A primary goal of estate planning for many people is to help their loved ones avoid having to deal with a long and potentially costly probate process after they die.

Thankfully, putting many of your assets in a revocable living trust can help you to accomplish that goal.

Because a living trust legally owns the assets that fund it, those assets don’t technically transfer to a grantor’s estate when they pass away. Instead, they can go directly to the designated beneficiaries without passing through probate.

What can you include in a revocable living trust?

There are a lot of misconceptions concerning revocable living trusts. People often think they’re only for people with considerable assets and that they take a lot of work to manage. However, if you own a home and have some non-retirement investment and bank accounts, as many people do, a revocable living trust can be worthwhile to establish.

You can also include other assets like jewelry, antiques and collectibles that don’t have ownership documents.

What happens to assets placed in a living trust?

Another common misconception is that it’s difficult to set up a living trust.

Nevertheless, once the trust is established it simply involves changing the name of an asset’s owner to the trust name (for example, “The Jane S. Doe Living Trust”). You can do this on the deed to your home and through your financial institutions for your accounts.
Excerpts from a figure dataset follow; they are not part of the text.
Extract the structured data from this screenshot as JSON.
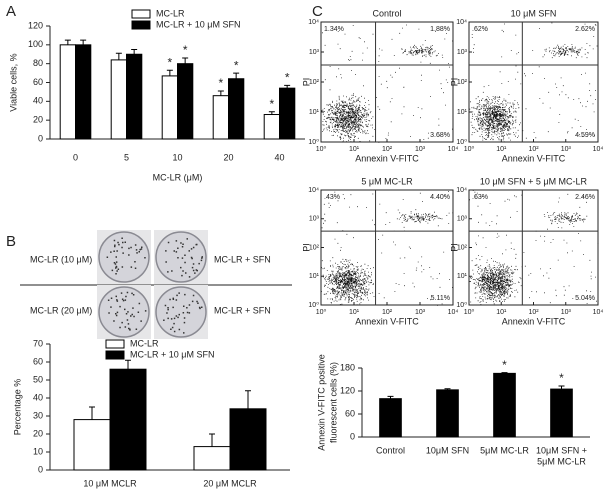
{
  "panel_letters": [
    "A",
    "B",
    "C"
  ],
  "colony_labels": [
    "MC-LR (10 μM)",
    "MC-LR + SFN",
    "MC-LR (20 μM)",
    "MC-LR + SFN"
  ],
  "chart_data": [
    {
      "type": "bar",
      "xlabel": "MC-LR (μM)",
      "ylabel": "Viable cells, %",
      "categories": [
        "0",
        "5",
        "10",
        "20",
        "40"
      ],
      "series": [
        {
          "name": "MC-LR",
          "color": "#ffffff",
          "values": [
            100,
            84,
            67,
            46,
            26
          ],
          "errors": [
            5,
            7,
            6,
            5,
            3
          ],
          "significant": [
            null,
            null,
            "*",
            "*",
            "*"
          ]
        },
        {
          "name": "MC-LR + 10 μM SFN",
          "color": "#000000",
          "values": [
            100,
            90,
            80,
            64,
            54
          ],
          "errors": [
            5,
            5,
            6,
            6,
            3
          ],
          "significant": [
            null,
            null,
            "*",
            "*",
            "*"
          ]
        }
      ],
      "ylim": [
        0,
        120
      ],
      "yticks": [
        0,
        20,
        40,
        60,
        80,
        100,
        120
      ]
    },
    {
      "type": "bar",
      "ylabel": "Percentage %",
      "categories": [
        "10 μM MCLR",
        "20 μM MCLR"
      ],
      "series": [
        {
          "name": "MC-LR",
          "color": "#ffffff",
          "values": [
            28,
            13
          ],
          "errors": [
            7,
            7
          ]
        },
        {
          "name": "MC-LR + 10 μM SFN",
          "color": "#000000",
          "values": [
            56,
            34
          ],
          "errors": [
            5,
            10
          ]
        }
      ],
      "ylim": [
        0,
        70
      ],
      "yticks": [
        0,
        10,
        20,
        30,
        40,
        50,
        60,
        70
      ]
    },
    {
      "type": "scatter",
      "title": "Control",
      "xlabel": "Annexin V-FITC",
      "ylabel": "PI",
      "log_scale": true,
      "xlim": [
        1,
        10000
      ],
      "ylim": [
        1,
        10000
      ],
      "xticks": [
        {
          "value": 1,
          "label": "10⁰"
        },
        {
          "value": 10,
          "label": "10¹"
        },
        {
          "value": 100,
          "label": "10²"
        },
        {
          "value": 1000,
          "label": "10³"
        },
        {
          "value": 10000,
          "label": "10⁴"
        }
      ],
      "yticks": [
        {
          "value": 1,
          "label": "10⁰"
        },
        {
          "value": 10,
          "label": "10¹"
        },
        {
          "value": 100,
          "label": "10²"
        },
        {
          "value": 1000,
          "label": "10³"
        },
        {
          "value": 10000,
          "label": "10⁴"
        }
      ],
      "quadrant_x": 45,
      "quadrant_y": 370,
      "quadrant_labels": [
        "1.34%",
        "1.88%",
        "3.68%"
      ]
    },
    {
      "type": "scatter",
      "title": "10 μM SFN",
      "xlabel": "Annexin V-FITC",
      "ylabel": "PI",
      "log_scale": true,
      "xlim": [
        1,
        10000
      ],
      "ylim": [
        1,
        10000
      ],
      "xticks": [
        {
          "value": 1,
          "label": "10⁰"
        },
        {
          "value": 10,
          "label": "10¹"
        },
        {
          "value": 100,
          "label": "10²"
        },
        {
          "value": 1000,
          "label": "10³"
        },
        {
          "value": 10000,
          "label": "10⁴"
        }
      ],
      "yticks": [
        {
          "value": 1,
          "label": "10⁰"
        },
        {
          "value": 10,
          "label": "10¹"
        },
        {
          "value": 100,
          "label": "10²"
        },
        {
          "value": 1000,
          "label": "10³"
        },
        {
          "value": 10000,
          "label": "10⁴"
        }
      ],
      "quadrant_x": 45,
      "quadrant_y": 370,
      "quadrant_labels": [
        ".62%",
        "2.62%",
        "4.59%"
      ]
    },
    {
      "type": "scatter",
      "title": "5 μM MC-LR",
      "xlabel": "Annexin V-FITC",
      "ylabel": "PI",
      "log_scale": true,
      "xlim": [
        1,
        10000
      ],
      "ylim": [
        1,
        10000
      ],
      "xticks": [
        {
          "value": 1,
          "label": "10⁰"
        },
        {
          "value": 10,
          "label": "10¹"
        },
        {
          "value": 100,
          "label": "10²"
        },
        {
          "value": 1000,
          "label": "10³"
        },
        {
          "value": 10000,
          "label": "10⁴"
        }
      ],
      "yticks": [
        {
          "value": 1,
          "label": "10⁰"
        },
        {
          "value": 10,
          "label": "10¹"
        },
        {
          "value": 100,
          "label": "10²"
        },
        {
          "value": 1000,
          "label": "10³"
        },
        {
          "value": 10000,
          "label": "10⁴"
        }
      ],
      "quadrant_x": 45,
      "quadrant_y": 370,
      "quadrant_labels": [
        ".43%",
        "4.40%",
        "5.11%"
      ]
    },
    {
      "type": "scatter",
      "title": "10 μM SFN + 5 μM MC-LR",
      "xlabel": "Annexin V-FITC",
      "ylabel": "PI",
      "log_scale": true,
      "xlim": [
        1,
        10000
      ],
      "ylim": [
        1,
        10000
      ],
      "xticks": [
        {
          "value": 1,
          "label": "10⁰"
        },
        {
          "value": 10,
          "label": "10¹"
        },
        {
          "value": 100,
          "label": "10²"
        },
        {
          "value": 1000,
          "label": "10³"
        },
        {
          "value": 10000,
          "label": "10⁴"
        }
      ],
      "yticks": [
        {
          "value": 1,
          "label": "10⁰"
        },
        {
          "value": 10,
          "label": "10¹"
        },
        {
          "value": 100,
          "label": "10²"
        },
        {
          "value": 1000,
          "label": "10³"
        },
        {
          "value": 10000,
          "label": "10⁴"
        }
      ],
      "quadrant_x": 45,
      "quadrant_y": 370,
      "quadrant_labels": [
        ".63%",
        "2.46%",
        "5.04%"
      ]
    },
    {
      "type": "bar",
      "ylabel": [
        "Annexin V-FITC positive",
        "fluorescent cells (%)"
      ],
      "categories": [
        [
          "Control"
        ],
        [
          "10μM SFN"
        ],
        [
          "5μM MC-LR"
        ],
        [
          "10μM SFN +",
          "5μM MC-LR"
        ]
      ],
      "series": [
        {
          "color": "#000000",
          "values": [
            100,
            123,
            166,
            125
          ],
          "errors": [
            6,
            3,
            2,
            8
          ],
          "significant": [
            null,
            null,
            "*",
            "*"
          ]
        }
      ],
      "ylim": [
        0,
        180
      ],
      "yticks": [
        0,
        60,
        120,
        180
      ]
    }
  ]
}
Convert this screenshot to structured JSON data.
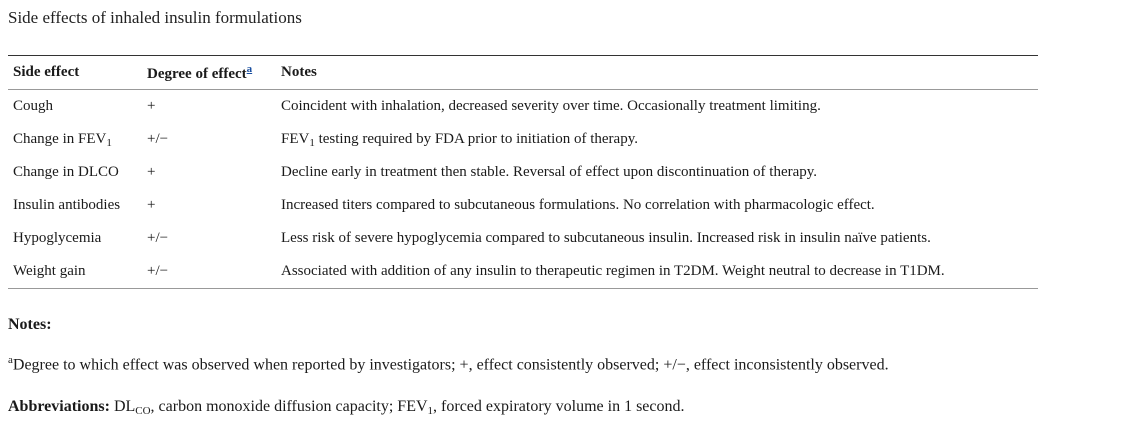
{
  "caption": "Side effects of inhaled insulin formulations",
  "table": {
    "headers": {
      "side_effect": "Side effect",
      "degree": "Degree of effect",
      "degree_footnote": "a",
      "notes": "Notes"
    },
    "rows": [
      {
        "effect": "Cough",
        "effect_sub": "",
        "degree": "+",
        "note_prefix": "",
        "note_sub": "",
        "note": "Coincident with inhalation, decreased severity over time. Occasionally treatment limiting."
      },
      {
        "effect": "Change in FEV",
        "effect_sub": "1",
        "degree": "+/−",
        "note_prefix": "FEV",
        "note_sub": "1",
        "note": " testing required by FDA prior to initiation of therapy."
      },
      {
        "effect": "Change in DLCO",
        "effect_sub": "",
        "degree": "+",
        "note_prefix": "",
        "note_sub": "",
        "note": "Decline early in treatment then stable. Reversal of effect upon discontinuation of therapy."
      },
      {
        "effect": "Insulin antibodies",
        "effect_sub": "",
        "degree": "+",
        "note_prefix": "",
        "note_sub": "",
        "note": "Increased titers compared to subcutaneous formulations. No correlation with pharmacologic effect."
      },
      {
        "effect": "Hypoglycemia",
        "effect_sub": "",
        "degree": "+/−",
        "note_prefix": "",
        "note_sub": "",
        "note": "Less risk of severe hypoglycemia compared to subcutaneous insulin. Increased risk in insulin naïve patients."
      },
      {
        "effect": "Weight gain",
        "effect_sub": "",
        "degree": "+/−",
        "note_prefix": "",
        "note_sub": "",
        "note": "Associated with addition of any insulin to therapeutic regimen in T2DM. Weight neutral to decrease in T1DM."
      }
    ]
  },
  "notes": {
    "heading": "Notes:",
    "footnote_marker": "a",
    "footnote_text": "Degree to which effect was observed when reported by investigators; +, effect consistently observed; +/−, effect inconsistently observed.",
    "abbrev_label": "Abbreviations:",
    "abbrev_dl": " DL",
    "abbrev_dl_sub": "CO",
    "abbrev_dl_text": ", carbon monoxide diffusion capacity; FEV",
    "abbrev_fev_sub": "1",
    "abbrev_fev_text": ", forced expiratory volume in 1 second."
  }
}
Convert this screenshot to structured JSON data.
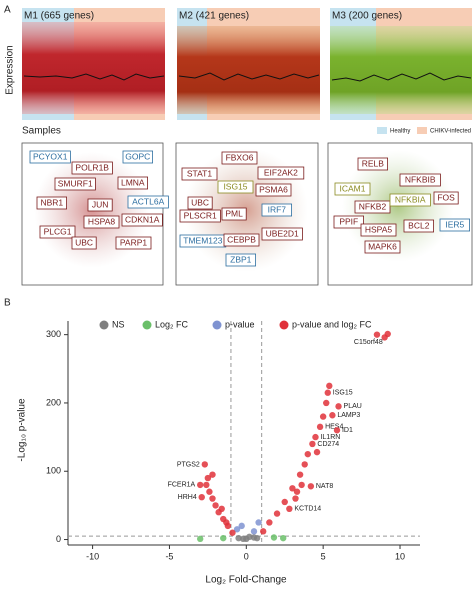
{
  "panel_a": {
    "label": "A",
    "y_label": "Expression",
    "x_label": "Samples",
    "legend": [
      "Healthy",
      "CHIKV-infected"
    ],
    "modules": [
      {
        "title": "M1 (665 genes)",
        "genes": [
          "PCYOX1",
          "POLR1B",
          "GOPC",
          "SMURF1",
          "LMNA",
          "NBR1",
          "JUN",
          "ACTL6A",
          "HSPA8",
          "CDKN1A",
          "PLCG1",
          "UBC",
          "PARP1"
        ]
      },
      {
        "title": "M2 (421 genes)",
        "genes": [
          "FBXO6",
          "STAT1",
          "EIF2AK2",
          "ISG15",
          "PSMA6",
          "UBC",
          "PLSCR1",
          "PML",
          "IRF7",
          "UBE2D1",
          "TMEM123",
          "CEBPB",
          "ZBP1"
        ]
      },
      {
        "title": "M3 (200 genes)",
        "genes": [
          "RELB",
          "ICAM1",
          "NFKBIB",
          "NFKB2",
          "NFKBIA",
          "FOS",
          "PPIF",
          "HSPA5",
          "BCL2",
          "IER5",
          "MAPK6"
        ]
      }
    ]
  },
  "chart_data": {
    "type": "scatter",
    "panel_label": "B",
    "xlabel": "Log₂ Fold-Change",
    "ylabel": "-Log₁₀ p-value",
    "xlim": [
      -11.6,
      11.3
    ],
    "ylim": [
      -8,
      320
    ],
    "xticks": [
      -10,
      -5,
      0,
      5,
      10
    ],
    "yticks": [
      0,
      100,
      200,
      300
    ],
    "threshold_x": [
      -1,
      1
    ],
    "threshold_y": 5,
    "series": [
      {
        "name": "NS",
        "color": "#7f7f7f",
        "x": [
          0,
          0.5,
          -0.5,
          0.2,
          -0.2,
          0.7
        ],
        "values": [
          1,
          3,
          2,
          4,
          1,
          2
        ]
      },
      {
        "name": "Log₂ FC",
        "color": "#6abf69",
        "x": [
          -1.5,
          1.8,
          -3,
          2.4
        ],
        "values": [
          2,
          3,
          1,
          2
        ]
      },
      {
        "name": "p-value",
        "color": "#7f93d1",
        "x": [
          -0.6,
          0.5,
          -0.3,
          0.8
        ],
        "values": [
          15,
          12,
          20,
          25
        ]
      },
      {
        "name": "p-value and log₂ FC",
        "color": "#e0313a",
        "x": [
          -0.9,
          -1.2,
          -1.5,
          -1.8,
          -2,
          -2.2,
          -2.4,
          -2.6,
          -2.5,
          -2.7,
          -2.2,
          -1.6,
          -1.3,
          -3,
          -2.9,
          1.1,
          1.5,
          2,
          2.5,
          3,
          3.5,
          3.8,
          4,
          4.3,
          4.5,
          4.8,
          5,
          5.2,
          5.3,
          5.4,
          6,
          5.6,
          5.9,
          4.6,
          4.2,
          3.6,
          3.2,
          2.8,
          3.3,
          8.5,
          9.2,
          9
        ],
        "values": [
          10,
          20,
          30,
          40,
          50,
          60,
          70,
          80,
          90,
          110,
          95,
          45,
          25,
          80,
          62,
          12,
          25,
          38,
          55,
          75,
          95,
          110,
          125,
          140,
          150,
          165,
          180,
          200,
          215,
          225,
          195,
          182,
          160,
          128,
          78,
          80,
          60,
          45,
          70,
          300,
          301,
          296
        ],
        "point_labels": [
          null,
          null,
          null,
          null,
          null,
          null,
          null,
          null,
          null,
          "PTGS2",
          null,
          null,
          null,
          "FCER1A",
          "HRH4",
          null,
          null,
          null,
          null,
          null,
          null,
          null,
          null,
          "CD274",
          "IL1RN",
          "HES4",
          null,
          null,
          "ISG15",
          null,
          "PLAU",
          "LAMP3",
          "ID1",
          null,
          "NAT8",
          null,
          null,
          "KCTD14",
          null,
          null,
          "C15orf48",
          null
        ]
      }
    ]
  }
}
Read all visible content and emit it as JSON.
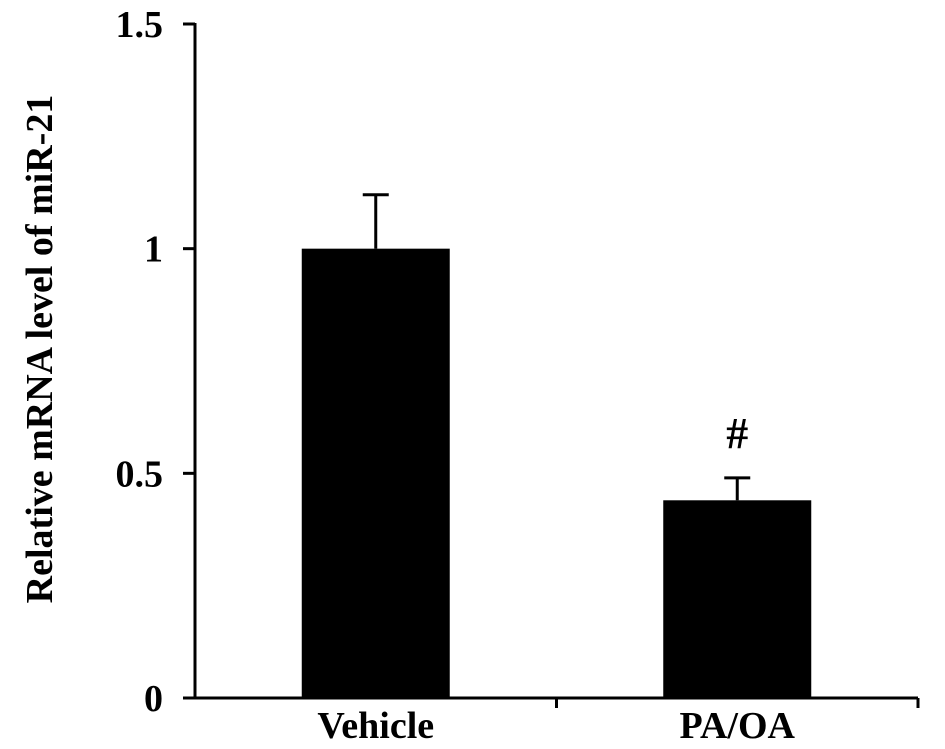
{
  "chart_data": {
    "type": "bar",
    "title": "",
    "xlabel": "",
    "ylabel": "Relative mRNA level of miR-21",
    "ylim": [
      0,
      1.5
    ],
    "y_ticks": [
      0,
      0.5,
      1,
      1.5
    ],
    "y_tick_labels": [
      "0",
      "0.5",
      "1",
      "1.5"
    ],
    "grid": false,
    "categories": [
      "Vehicle",
      "PA/OA"
    ],
    "values": [
      1.0,
      0.44
    ],
    "error_upper": [
      0.12,
      0.05
    ],
    "annotations": [
      "",
      "#"
    ],
    "bar_color": "#000000"
  }
}
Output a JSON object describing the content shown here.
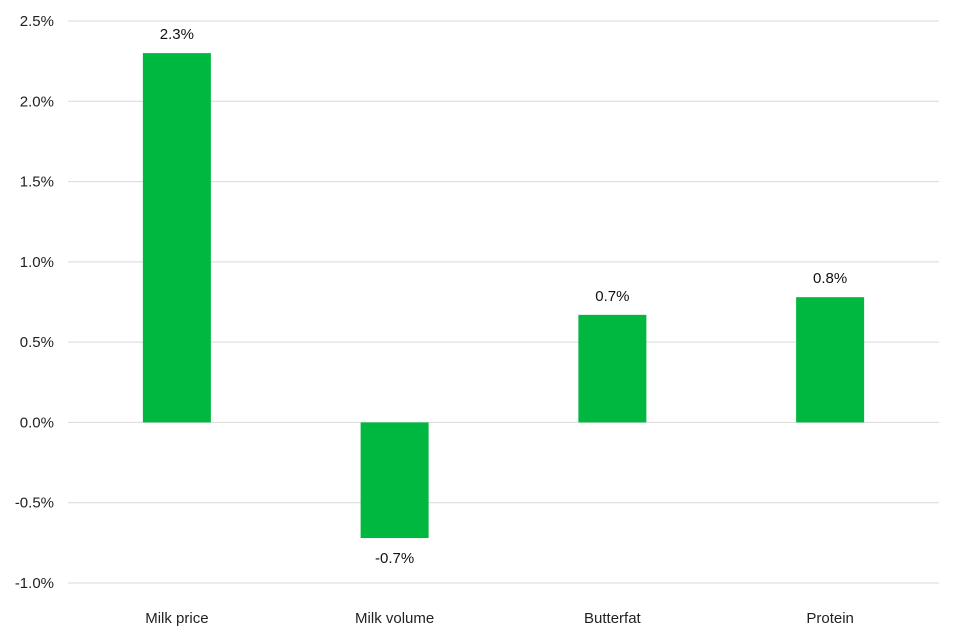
{
  "chart_data": {
    "type": "bar",
    "title": "",
    "xlabel": "",
    "ylabel": "",
    "categories": [
      "Milk price",
      "Milk volume",
      "Butterfat",
      "Protein"
    ],
    "values": [
      2.3,
      -0.72,
      0.67,
      0.78
    ],
    "data_labels": [
      "2.3%",
      "-0.7%",
      "0.7%",
      "0.8%"
    ],
    "ylim": [
      -1.0,
      2.5
    ],
    "yticks": [
      2.5,
      2.0,
      1.5,
      1.0,
      0.5,
      0.0,
      -0.5,
      -1.0
    ],
    "ytick_labels": [
      "2.5%",
      "2.0%",
      "1.5%",
      "1.0%",
      "0.5%",
      "0.0%",
      "-0.5%",
      "-1.0%"
    ],
    "grid": true,
    "legend": "none",
    "bar_color": "#00b83f",
    "grid_color": "#d9d9d9"
  }
}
Finally, people often think they will have to give up access to an asset if it goes into a trust. With a revocable living trust, you would typically name yourself as the trustee. Furthermore, as trustee you can continue to transact on your accounts, sell your home if you choose and so forth just as you normally would.

What happens to the trust after you pass away?

You can also name a successor trustee who will take over as trustee when you pass away. At that point, the trust also becomes irrevocable, so changes to the trust can’t be made after your passing and it becomes the trustee’s job to see that the assets are handled as you have designated.

Needless to say, there’s a lot more to learn about revocable living trusts and other ways to keep your assets out of probate.

With experienced estate planning guidance, you can determine which approaches to estate planning are best for your needs and goals.